Several lessons were learned in the narrow victory Cong. Dan Lipinski posted over political newcomer Marie Newman in their hotly contested race for the Democratic primary in the 3rd Congressional District.
One was that a challenger with plenty of financial backing, and who represented a distinct difference from him, can give Lipinski a run for his money.
Another is that politics can be a rough-and-tumble sport.
The other lesson? It’s hard, really hard, to win precincts in Chicago when running against the Lipinski name on the city’s Southwest Side.
On Monday, nearly a week after her defeat, Newman said she was enjoying a fifth straight day rediscovering her family. She said she had been going 100 mph since filing her candidacy on April 1, 2017.
Fighting a nasty cough, she reflected on what could have been, and said she had no regrets.
“The numbers are what they are. They’ll still be there when I get to them. When I get ready, I will analyze them. And I’ll have some better learnings from that,” Newman said.
Final totals showed Lipinski with 48,432 votes to Newman’s 46,230.
The difference was his convincing win in Chicago, getting 22,274 votes to Newman’s 17,233.
But she was the clear-cut winner in suburban Cook County, 24,705 to 23,131, and in Will County, outpolling him 4,212 to 2,975.
She even managed to beat Lipinski in the district’s lone precinct in DuPage County, 80-52.
She enjoyed the campaign, despite the outcome.
“I learned a lot and grew a lot. It was a fantastic experience. I met absolutely wonderful people. That’s the joy. I met with (an estimated) 8,000 people individually,” Newman said.
Asked if the close outcome convinced her to run again in 2020, Newman did not commit.
“Oh, gosh, I am not ready to make any decisions at all. I would say there are lots of options and I have no idea what the future holds right now.”
Newman did not like that, in her opinion, Lipinski “did nothing but smear and make up stories about me.” She called him “a Machine politician who is unscrupulous.”
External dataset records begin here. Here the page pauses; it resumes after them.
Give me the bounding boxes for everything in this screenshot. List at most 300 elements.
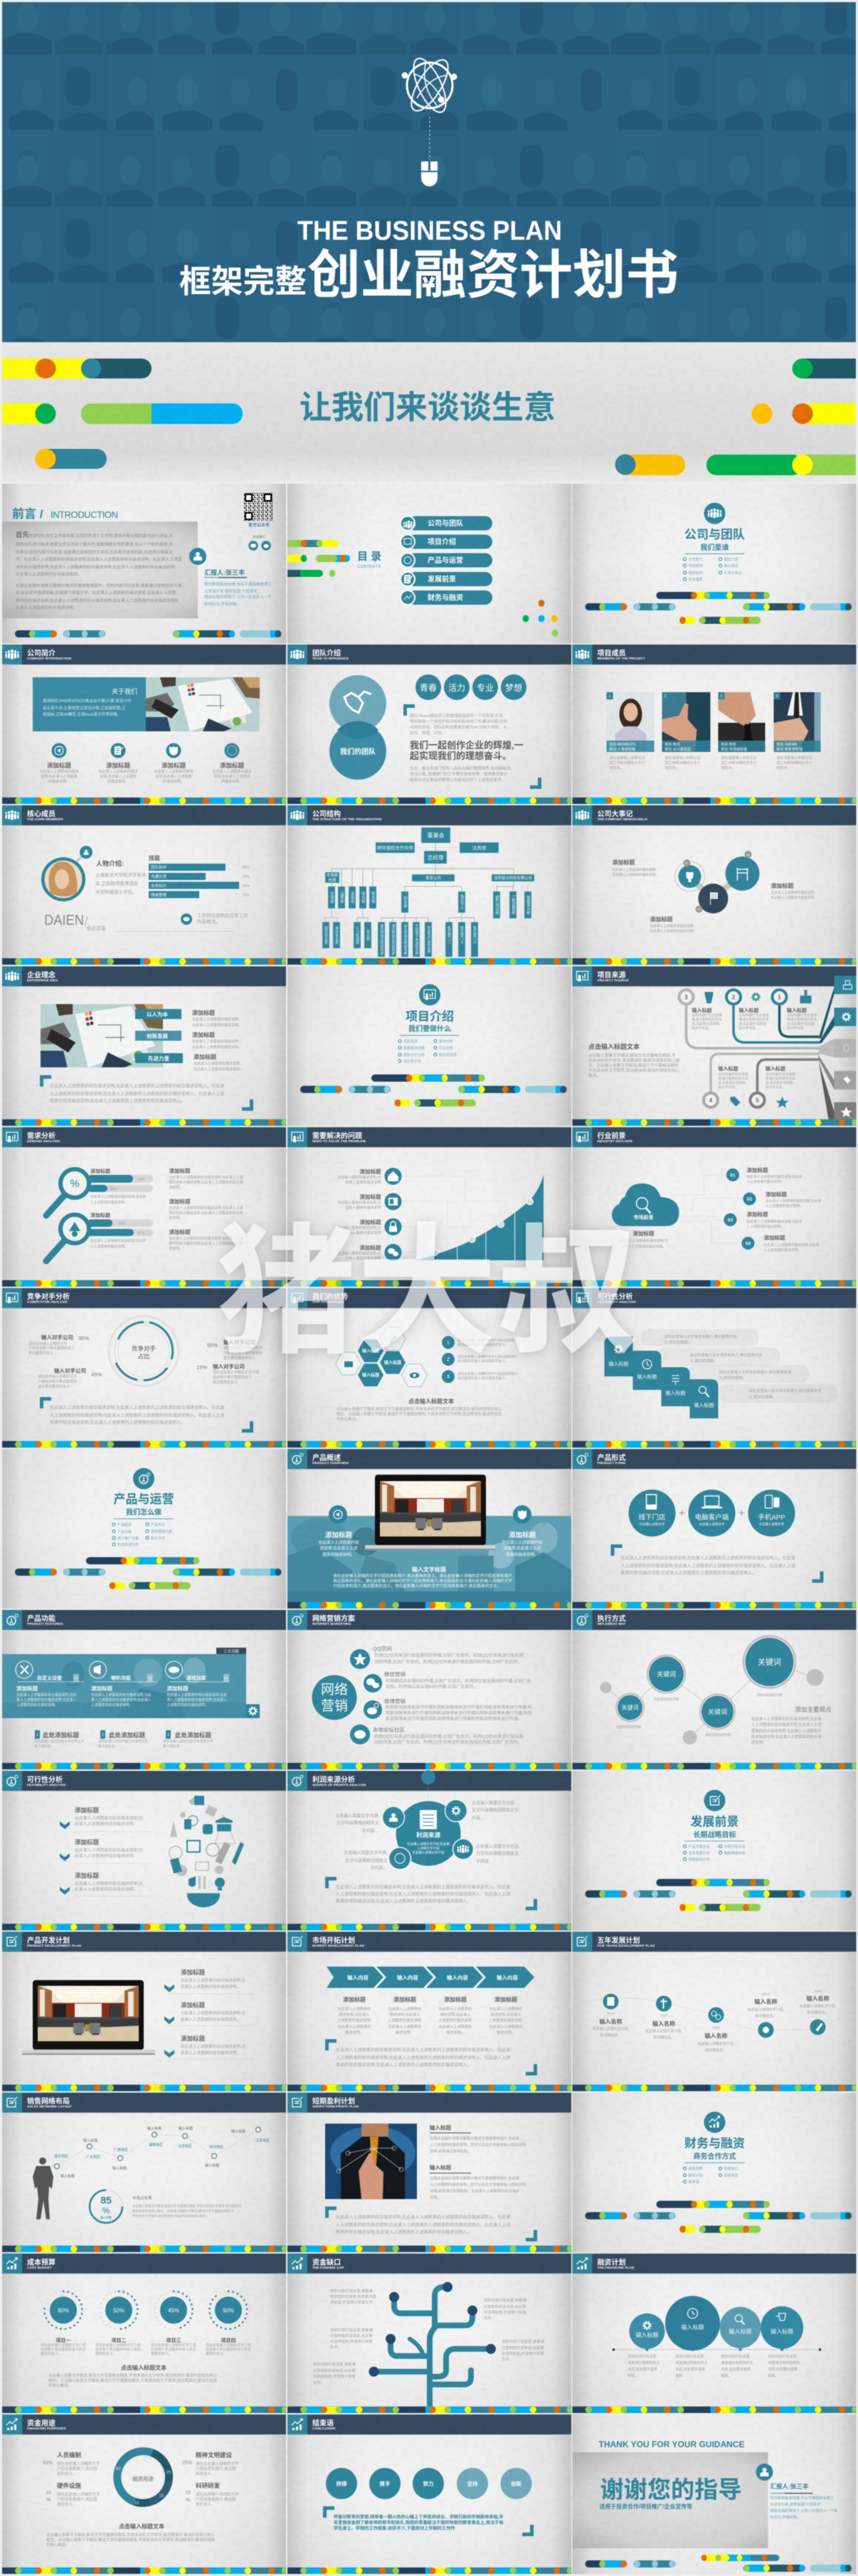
competitor 55%: 55% bbox=[207, 1342, 218, 1349]
微博营销: 微博营销 bbox=[384, 1697, 406, 1705]
bio bbox=[95, 859, 147, 895]
section list: 需要解决问题 bbox=[403, 1046, 425, 1051]
team text: 共同的目标。团队的构成要素总结为5P,分别为目标、人、 bbox=[410, 724, 511, 730]
top boxes: 总经理 bbox=[428, 854, 444, 861]
satellite texts: 文字内容需概括精炼文 bbox=[337, 1820, 379, 1825]
competitor 55%: 输入对手公司 bbox=[223, 1339, 255, 1346]
plus: + bbox=[738, 1507, 745, 1520]
panel: 核心成员 bbox=[2, 805, 286, 965]
footer strip bbox=[287, 1280, 571, 1287]
lower labels: 后,在此框中选择粘 bbox=[719, 1080, 746, 1085]
description text: 义,更好的理解。 bbox=[690, 1358, 717, 1364]
header: PRODUCT DEVELOPMENT PLAN bbox=[27, 1944, 81, 1948]
member 2: 2 bbox=[664, 694, 667, 699]
bracket bbox=[526, 1899, 537, 1910]
donut centre: 融资用途 bbox=[132, 2475, 154, 2482]
magnifier 2 bbox=[46, 1215, 153, 1261]
satellite texts: 点击输入简要文字内容, bbox=[335, 1813, 379, 1818]
signature: 设计总监 bbox=[86, 925, 106, 931]
summary text bbox=[337, 1398, 502, 1422]
grey panel bbox=[572, 2452, 768, 2548]
pin icons bbox=[643, 2309, 785, 2329]
column 1: 添加标题 bbox=[343, 1995, 366, 2003]
section list: 线下推广方案 bbox=[117, 1536, 139, 1541]
feature 2 bbox=[98, 743, 138, 784]
panel: 市场开拓计划 bbox=[287, 1931, 571, 2092]
summary text: 在此录入上述图表的综合描述说明,在此录入上述图表的上述图表的综合描述说明入。在此录 bbox=[336, 1884, 510, 1889]
summary text bbox=[336, 2215, 510, 2235]
node labels: 输入标题 bbox=[112, 2166, 127, 2171]
reporter: 汇报人:张三丰 bbox=[204, 568, 245, 576]
gauge labels: 项目二 bbox=[111, 2338, 127, 2343]
column 1 bbox=[337, 1995, 371, 2035]
QR caption and social icons: 官方公众号 bbox=[248, 522, 270, 528]
header: 利润来源分析 bbox=[312, 1775, 355, 1784]
columns: 您的内容打在这里, bbox=[627, 2354, 657, 2359]
header bbox=[572, 2254, 857, 2274]
header bbox=[572, 1931, 857, 1952]
footer strip bbox=[287, 2407, 571, 2413]
magnifier 2: 60% bbox=[137, 1231, 145, 1236]
summary text: 点击输入简要文字解说,解说文字尽量概括精炼,不用多余的文字修饰,简洁精准的 解说所提炼的核心 bbox=[46, 2532, 216, 2538]
header: 项目成员 bbox=[598, 649, 626, 657]
header: CONCLUSION bbox=[312, 2427, 336, 2431]
item 03: 入上述图表的描述说明。 bbox=[747, 1224, 784, 1229]
feature columns: 录入上述图表的综合描述说明,在此录入 bbox=[166, 1697, 227, 1702]
item texts: 在此录入上述图表的描述说明。 bbox=[192, 1022, 242, 1027]
top boxes: 董事会 bbox=[427, 832, 444, 839]
columns: 或者通过复制您的文 bbox=[627, 2360, 660, 2365]
feature 1: 在此录入上述图表的描述 bbox=[39, 769, 79, 774]
item 3: 在此录入上述图表的综合描述说明,在 bbox=[75, 1880, 143, 1886]
top boxes: 特许授权合作伙伴 bbox=[377, 844, 414, 851]
left text: 概念。 bbox=[588, 1072, 600, 1078]
2018: 在此输入详细文字介绍, bbox=[698, 2041, 734, 2046]
left items bbox=[43, 2452, 100, 2507]
2019: 输入名称 bbox=[754, 1998, 777, 2005]
satellites bbox=[383, 1800, 474, 1870]
lower items: 1 bbox=[36, 1733, 38, 1737]
keyword labels bbox=[622, 1657, 781, 1716]
department boxes: 财务部 bbox=[371, 891, 376, 904]
item 3: 此录入上述图表的综合描述说明。 bbox=[75, 1886, 137, 1892]
text block 2: 输入标题 bbox=[430, 2164, 451, 2171]
本地论坛社区: 利用QQ空间来进行朋友圈间的传播,达到广告目的。利用QQ空间来进行朋友圈 bbox=[374, 1734, 524, 1739]
item 04: 在此录入上述图表的描述说明,在此录 bbox=[764, 1242, 820, 1248]
left text: 点击输入标题文本 bbox=[588, 1042, 640, 1050]
label 3: 在此录入上述图表的描述说明。 bbox=[650, 928, 697, 933]
cloud: 市场前景 bbox=[633, 1214, 653, 1221]
feature 4: 添加标题 bbox=[220, 762, 244, 769]
label 2: 在此录入上述图表的描述说明。 bbox=[771, 895, 817, 900]
market share text bbox=[132, 2195, 242, 2219]
section title: 我们要做什么 bbox=[408, 1024, 451, 1033]
department boxes: 采购部 bbox=[350, 891, 355, 904]
menu item 3: 产品与运营 bbox=[428, 556, 463, 565]
skills chart: 业务知识 bbox=[151, 883, 167, 889]
member 1: 请在该章输入本职位日 bbox=[609, 756, 645, 760]
reporter: 现任职销售部经理,毕业于美国麻省理工 bbox=[770, 2495, 834, 2501]
top-right text: 文字。 bbox=[484, 2315, 495, 2321]
feature columns: 在此录入上述图表的综合描述说明,在此 bbox=[16, 1692, 77, 1697]
numbered list: 请在此处输入详细的文字介绍信息和简介, bbox=[457, 1338, 519, 1343]
member 1: 绍信息。 bbox=[609, 765, 624, 770]
header: OUR ADVANTAGES bbox=[312, 1300, 344, 1305]
closing text: 怀着对教育的梦想,我带着一颗火热的心踏上了神圣的讲台。学期已新的学期即将来临,半 bbox=[334, 2514, 504, 2520]
ring 85%: % bbox=[102, 2206, 110, 2216]
QR caption and social icons bbox=[248, 522, 271, 551]
description text: 请在这里输入文字信息和简介,表达图表的含 bbox=[719, 1369, 792, 1375]
header bbox=[287, 2093, 571, 2114]
member 1 bbox=[606, 692, 655, 770]
pin bubbles bbox=[629, 2296, 803, 2351]
description text bbox=[664, 1334, 822, 1400]
hexagon cluster: 输入标题 bbox=[362, 1372, 379, 1378]
magnifier labels: 入上述图表的描述说明。 bbox=[90, 1244, 128, 1249]
lower labels: 输入标题 bbox=[766, 1065, 785, 1071]
header: THE COMPANY MEMORABILIA bbox=[598, 817, 648, 822]
item 2: 在此录入上述图表的综合描述说明,在 bbox=[75, 1847, 143, 1853]
summary text bbox=[46, 2523, 216, 2548]
pin labels: 输入标题 bbox=[636, 2331, 659, 2338]
values: 活力 bbox=[448, 683, 465, 693]
item texts: 在此录入上述图表的描述说明, bbox=[192, 1039, 239, 1044]
market share text: 用多余的文字修饰,简洁精准的 解说所提炼的核心概念。 bbox=[132, 2214, 209, 2219]
summary text: 概念。点击输入简要文字解说,解说文字尽量概括精炼,不用多余的文字修饰,简洁精准的 解说所提炼 bbox=[46, 2537, 216, 2543]
item 2 bbox=[60, 1838, 152, 1863]
item 02 bbox=[743, 1191, 821, 1208]
banner: 版插画,正版3d模型,正版flash源文件等销售。 bbox=[43, 711, 122, 717]
label 1 bbox=[612, 859, 659, 877]
menu item 3 bbox=[400, 552, 492, 568]
column 2: 上述图表的描述说明, bbox=[388, 2017, 422, 2023]
upper labels: 输入标题 bbox=[738, 1007, 758, 1013]
item 01: 在此录入上述图表的描述说明,在此录 bbox=[747, 1174, 803, 1180]
header: 企业理念 bbox=[27, 970, 55, 980]
panel: section 财务与融资 bbox=[572, 2093, 857, 2252]
right column: 述说明。 bbox=[169, 1246, 183, 1251]
columns: 或者通过复制您的文 bbox=[721, 2360, 753, 2365]
key point text: 图表的综合描述说明,在此录入上述图表的 bbox=[751, 1728, 822, 1734]
panel: 资金用途 bbox=[2, 2415, 286, 2574]
member 4: 职位:销售部经理 bbox=[777, 747, 803, 752]
competitor 55% bbox=[207, 1339, 263, 1361]
captions bbox=[616, 1692, 783, 1737]
summary text: 图表的综合描述说明,在此录入上述图表的上述图表的综合描述说明入。 bbox=[50, 1098, 186, 1103]
summary text: 的核心概念。 bbox=[46, 2542, 70, 2548]
channel 电脑客户端: 电脑客户端 bbox=[695, 1513, 729, 1522]
mid-right text: 中选择粘贴,并选择只保留 bbox=[502, 2350, 544, 2356]
header: MARKET DEVELOPMENT PLAN bbox=[312, 1944, 364, 1948]
watermark: 猪大叔 bbox=[216, 1178, 638, 1382]
node labels: 输入标题 bbox=[147, 2126, 161, 2131]
item 01: 添加标题 bbox=[747, 1167, 768, 1174]
central circle: 在此输入详细文字介绍 bbox=[413, 1850, 445, 1855]
feature columns: 上述图表的综合描述说明。 bbox=[91, 1702, 133, 1707]
values bbox=[415, 674, 526, 700]
donut chart bbox=[117, 2452, 169, 2503]
header bbox=[572, 1127, 857, 1148]
avatar bbox=[41, 846, 92, 901]
middle boxes: 深圳鼠点科技有限公司 bbox=[494, 875, 532, 881]
footer strip bbox=[287, 1924, 571, 1930]
skills chart: 团队协作 bbox=[151, 864, 167, 870]
menu item 4: 发展前景 bbox=[428, 575, 456, 583]
right items bbox=[182, 2452, 239, 2507]
node numbers: 3 bbox=[684, 994, 688, 1000]
photo with tags: 创新发展 bbox=[147, 1032, 168, 1039]
label 3 bbox=[650, 916, 697, 933]
magnifier 1: 30% bbox=[110, 1187, 117, 1192]
competitor 35%: 35% bbox=[78, 1335, 89, 1342]
left feature: 在此录入上述图表的描 bbox=[319, 1539, 359, 1545]
bracket bbox=[526, 2064, 537, 2075]
summary text: 在此录入上述图表的综合描述说明,在此录入上述图表的上述图表的综合描述说明入。在此录 bbox=[620, 1555, 795, 1561]
section icon bbox=[704, 503, 726, 524]
section list: 公司简介 bbox=[689, 557, 703, 562]
decorative capsules bbox=[15, 1557, 282, 1589]
header bbox=[287, 1610, 571, 1631]
columns: 您的内容打在这里, bbox=[768, 2354, 798, 2359]
department boxes bbox=[328, 886, 531, 918]
right items: 科研研发 bbox=[196, 2482, 221, 2489]
banner bbox=[33, 677, 260, 731]
region labels: 北京地区 bbox=[178, 2144, 192, 2149]
tag bbox=[216, 1648, 246, 1654]
bottom-left text bbox=[313, 2361, 356, 2385]
header: 资金缺口 bbox=[312, 2257, 341, 2267]
header: IMPLEMENT WAY bbox=[598, 1622, 626, 1626]
member 4 bbox=[774, 692, 821, 770]
section list: 组织结构 bbox=[689, 571, 703, 576]
section list: 项目来源 bbox=[403, 1039, 418, 1044]
column 1: 在此录入上述图表的 bbox=[338, 2005, 371, 2011]
mid-right text: 过复制您的文本后,在此框 bbox=[502, 2345, 544, 2350]
team text: 理利用每一个成员的知识和技能协同工作,解决问题,达到 bbox=[410, 719, 508, 724]
panel: 项目来源 bbox=[572, 966, 857, 1126]
2018: 2018 bbox=[712, 2025, 720, 2029]
ring 85% bbox=[90, 2190, 122, 2223]
chevron process bbox=[327, 1966, 534, 1988]
right column: 图表的综合描述说明,在此录入上述图表的综合描 bbox=[169, 1211, 243, 1215]
header: THE FUNDING GAP bbox=[312, 2266, 344, 2270]
numbered list: 表达图表的含义,表达图表的含义。 bbox=[457, 1342, 509, 1347]
columns: 本后,在此框中选择 bbox=[627, 2367, 657, 2372]
header bbox=[572, 966, 857, 987]
channel 手机APP bbox=[748, 1490, 795, 1537]
section list: 五年发展计划 bbox=[689, 1850, 710, 1855]
left label bbox=[619, 1229, 668, 1249]
problem 2: 击输入图表的描述说明 bbox=[345, 1205, 381, 1210]
gauge labels: 项目一 bbox=[55, 2338, 71, 2343]
node labels: 输入标题 bbox=[60, 2174, 75, 2179]
header: 可行性分析 bbox=[27, 1775, 63, 1784]
gear square bbox=[246, 1705, 260, 1718]
section icon bbox=[419, 984, 440, 1005]
header: 产品概述 bbox=[312, 1453, 341, 1462]
section list bbox=[683, 1844, 746, 1862]
section list: 公司大事记 bbox=[724, 571, 742, 576]
node labels bbox=[60, 2126, 245, 2179]
panel: 公司简介 bbox=[2, 645, 286, 804]
summary text bbox=[50, 1405, 224, 1426]
bracket bbox=[242, 1421, 253, 1433]
menu item 5: 财务与融资 bbox=[428, 593, 463, 602]
feature columns: 03 bbox=[224, 1677, 228, 1681]
member 1: 1 bbox=[609, 694, 611, 699]
tile icons bbox=[615, 1345, 709, 1397]
section list: 核心成员 bbox=[724, 563, 738, 568]
header: FIVE YEARS DEVELOPMENT PLAN bbox=[598, 1944, 655, 1948]
summary text: 在此录入上述图表的综合描述说明,在此录入上述图表的上述图表的综合描述说明入。在此录 bbox=[336, 2047, 510, 2052]
微博营销: 用新浪微博来进行传播利用新浪微博来进行传播利用新浪微博来进行传播,利用 bbox=[386, 1710, 532, 1716]
feature columns: 自定义设置 bbox=[37, 1675, 62, 1681]
team text: 定位、权限、计划。 bbox=[410, 730, 445, 736]
bracket bbox=[526, 2230, 537, 2242]
mid-right text bbox=[502, 2338, 544, 2362]
central circle: 网络 bbox=[321, 1682, 348, 1697]
columns: 您的内容打在这里, bbox=[676, 2354, 705, 2359]
item 02: 在此录入上述图表的描述说明,在此录 bbox=[766, 1198, 821, 1204]
signature: 内容概述。 bbox=[197, 918, 221, 925]
feature columns: 02 bbox=[148, 1677, 152, 1681]
gauge labels: 图表的含义。 bbox=[95, 2351, 116, 2356]
column 4 bbox=[489, 1995, 523, 2035]
section list: 执行方式 bbox=[151, 1536, 165, 1541]
panel: 项目成员 bbox=[572, 645, 857, 804]
item 01 bbox=[726, 1167, 803, 1184]
pin labels: 输入标题 bbox=[770, 2328, 793, 2335]
summary text: 的核心概念。 bbox=[337, 1416, 359, 1422]
region labels: 江苏地区 bbox=[255, 2138, 270, 2143]
channel 手机APP: 点击输入说明文字 bbox=[758, 1522, 785, 1527]
panel: 网络营销方案 bbox=[287, 1610, 571, 1770]
header bbox=[287, 2254, 571, 2274]
heading bbox=[12, 507, 118, 521]
section list: 产品功能 bbox=[117, 1529, 132, 1534]
header: 需要解决的问题 bbox=[312, 1131, 362, 1140]
column 4: 描述说明。 bbox=[497, 2029, 515, 2035]
feature columns: 添加标题 bbox=[91, 1685, 112, 1692]
description text: 请在这里输入文字信息和简介,表达图表的含 bbox=[690, 1352, 763, 1358]
problem 1: 点击输入图表的描述说明,点 bbox=[337, 1175, 381, 1180]
panel: 产品开发计划 bbox=[2, 1931, 286, 2092]
item texts bbox=[192, 1009, 243, 1071]
gauge labels: 图表的含义。 bbox=[206, 2351, 226, 2356]
lower boxes: 餐饮管理系统研发部 bbox=[380, 923, 383, 956]
item 1: 此录入上述图表的综合描述说明。 bbox=[75, 1820, 137, 1826]
node numbers: 4 bbox=[709, 1097, 713, 1103]
section title: 发展前景 bbox=[690, 1814, 738, 1828]
right column: 在此录入上述图表的综合描述说明,在此录入上述 bbox=[169, 1236, 243, 1241]
competitor 55%: 介绍信息和介表达图表的 bbox=[223, 1351, 263, 1356]
donut labels: 25 bbox=[166, 2470, 171, 2475]
header: INDUSTRY OUTLOOK bbox=[598, 1140, 633, 1144]
section list: 竞争对手分析 bbox=[403, 1052, 425, 1057]
numbered list bbox=[442, 1336, 519, 1383]
summary text: 图表的综合描述说明,在此录入上述图表的上述图表的综合描述说明入。 bbox=[336, 1898, 472, 1904]
satellite texts: 点击输入简要文字内容, bbox=[476, 1843, 520, 1849]
region labels: 湖北地区 bbox=[54, 2154, 68, 2159]
grey panel: 适用于投资合作/项目推广/企业宣传等 bbox=[599, 2503, 692, 2510]
panel: 利润来源分析 bbox=[287, 1770, 571, 1931]
summary text: 概念。点击输入简要文字解说,解说文字尽量概括精炼,不用多余的文字修饰,简洁精准的 解说所提炼 bbox=[48, 2378, 218, 2383]
decorative capsules bbox=[15, 630, 282, 637]
right items: 请在此处输入详细的文字 bbox=[196, 2491, 239, 2497]
left text: 用多余的文字修饰,简洁精准的 解说所提炼的核心概 bbox=[588, 1057, 680, 1063]
channel 电脑客户端: 点击输入说明文字 bbox=[699, 1522, 725, 1527]
header bbox=[287, 645, 571, 665]
branch lines bbox=[686, 1004, 820, 1093]
feature 4 bbox=[212, 743, 252, 784]
header: FINANCING PURPOSES bbox=[27, 2427, 66, 2431]
channel 线下门店 bbox=[629, 1490, 676, 1537]
text block 2: 说明。 bbox=[430, 2195, 441, 2200]
keyword labels: 关键词 bbox=[622, 1704, 639, 1711]
lower items: 来介绍信息。 bbox=[34, 1744, 54, 1749]
lower labels: 您的内容打在这里或 bbox=[719, 1071, 748, 1076]
lower labels: 贴文字信息。 bbox=[719, 1084, 738, 1089]
value circles bbox=[326, 2468, 532, 2499]
lower labels: 后,在此框中选择粘 bbox=[766, 1080, 793, 1085]
closing text: 年里我体会到了做老师的艰辛和快乐,我把的青春献注于我所钟爱的教育事业上,用注于每 bbox=[334, 2520, 504, 2525]
region labels: 湖南地区 bbox=[149, 2143, 163, 2148]
department boxes: 硬件测试部 bbox=[494, 895, 499, 916]
skills chart: 70% bbox=[243, 875, 250, 879]
satellite texts: 内容.... bbox=[472, 1815, 485, 1820]
footer strip bbox=[2, 1763, 286, 1769]
skills chart bbox=[149, 854, 250, 898]
panel: 公司大事记 bbox=[572, 805, 857, 965]
QR code bbox=[244, 493, 272, 521]
description text: 义,更好的理解。 bbox=[748, 1394, 776, 1400]
footer strip bbox=[2, 2567, 286, 2574]
2016: 输入名称 bbox=[599, 2018, 622, 2025]
header: PRODUCT FORM bbox=[598, 1461, 625, 1465]
gauge 45% bbox=[155, 2291, 193, 2329]
central circle bbox=[312, 1675, 357, 1720]
lower boxes bbox=[322, 922, 478, 957]
panel: 团队介绍 bbox=[287, 645, 571, 804]
menu item 2 bbox=[400, 534, 492, 549]
footer strip bbox=[287, 2567, 571, 2574]
panel: 五年发展计划 bbox=[572, 1931, 857, 2092]
text panel: 后,在此框中选择粘贴,并选择只保留文字。在此录入上述图表的描述说明,在此录入上述图 bbox=[16, 590, 176, 595]
left text: 不用多余的文字修饰,简洁精准的 解说所提炼的核心 bbox=[588, 1067, 680, 1073]
feature columns: 添加标题 bbox=[16, 1685, 38, 1692]
text panel bbox=[2, 521, 198, 618]
footer strip bbox=[2, 2407, 286, 2413]
magnifier labels bbox=[90, 1168, 146, 1249]
milestone diagram: 02 bbox=[697, 908, 701, 911]
feature columns: 在此录入上述图表的综合描述说明,在此 bbox=[166, 1692, 227, 1697]
bracket bbox=[530, 778, 541, 789]
key point text: 入上述图表的综合描述说明,在此录入上述 bbox=[751, 1722, 822, 1727]
feature columns: 录入上述图表的综合描述说明,在此录入 bbox=[91, 1697, 152, 1702]
item 01: 入上述图表的描述说明。 bbox=[747, 1180, 784, 1184]
gauge 50%: 50% bbox=[113, 2307, 125, 2313]
panel: 前言 introduction bbox=[2, 484, 286, 643]
header: THE FINANCING PLAN bbox=[598, 2266, 635, 2270]
header: 公司结构 bbox=[312, 810, 341, 818]
微博营销: 利用新浪微博来进行传播利用新浪微博来进行传播利用新浪微博来进行传播,利 bbox=[386, 1705, 532, 1710]
item texts: 添加标题 bbox=[192, 1009, 215, 1016]
summary text: 点击输入标题文本 bbox=[121, 2364, 166, 2371]
panel: section 产品与运营 bbox=[2, 1449, 286, 1608]
banner: 我闻网在2008年8月8日(奥运会开幕)兴建,是设计作 bbox=[43, 698, 132, 704]
satellite texts: 字内容.... bbox=[370, 1865, 388, 1870]
summary text: 入上述图表的综合描述说明,在此录入上述图表的上述图表的综合描述说明入。在此录入上述 bbox=[50, 1413, 224, 1419]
She was surprised, “that, with the exception of the Lipinski camp, everyone was open-armed and helpful across the board.”
Asked if she got votes from residents who disliked the negative tone seen in campaign literature, she said, “I don’t know. That’s a good question.”
For Lipinski, the victory was helped in large part by his strong political base in the city.
Built by his father, William, a former Chicago alderman and longtime congressman, the base has been maintained by the younger Lipinski since he took his father’s seat in Congress.
“I want to thank the people who knocked on doors, made phone calls, put up signs. I want to thank all of you who helped this campaign,” Lipinski said late March 20 at what turned out to be a victory party.
Lipinski’s chief of staff, Jerry Hurckes, said the large margin in city was the result “of Dan working hard and having a great name (with Chicago voters).”
“So many people love this guy, love his father,” Hurckes added.
Lyons Mayor Christopher Getty, a Lipinski supporter, shrugged and said “no comment” when asked about a race that he called “too close for comfort.” He added that Lipinski has been good for Lyons and other towns.
“it’s a changing electorate. The Millennials need to get out and vote, they need to be more involved,” said Sam Krneta, a Lipinski booster.
Lipinski thinks the large amount of funding, a reported more than $2.5 million on behalf of Newman, made the race closer. But he also spent around $2 million. Both are large amounts of money when it comes to a primary, sources said.
“I was hoping it wouldn’t be so close,” Lipinski said, “but it’s good to be in this position.”
“More than $2 million poured in here to attack me. It’s not just about fighting President Trump, but we need to bring people together to get things done, “said Lipinski, who thought Newman appealed to “the Tea Party of the Left.”
A campaign insider said “$2.5 million does a good job of keeping it close.”
The source said, “I didn’t see this coming. You talk to seniors, walk the precincts, train stations in the morning, senior centers in the afternoon … everybody loves him. They said, ‘Dan, you’re the best’ and ‘I’ve never voted Democrat. I’m taking a Democratic ballot this time’.”
Painted by Newman as being closer to Trump than the Democrats, Lipinski said he has opposed the president on several issues.
Newman also often hammered Lipinski on his pro-life stance, which may have won her some votes with pro-choice voters.
One source said, “I’ve never seen (political) ads use the word ‘abortion’ so often. Usually it’s code words like ‘Planned Parenthood’ or ‘a woman’s right to choose’.”
The source added that Lipinski “would rather lose an election that have to change his pro-life stance. That says a lot.”
In the end, Lipinski said: “We’ve got to bring people together in this country. We’re all Americans. I’m fighting to restore the American Dream.”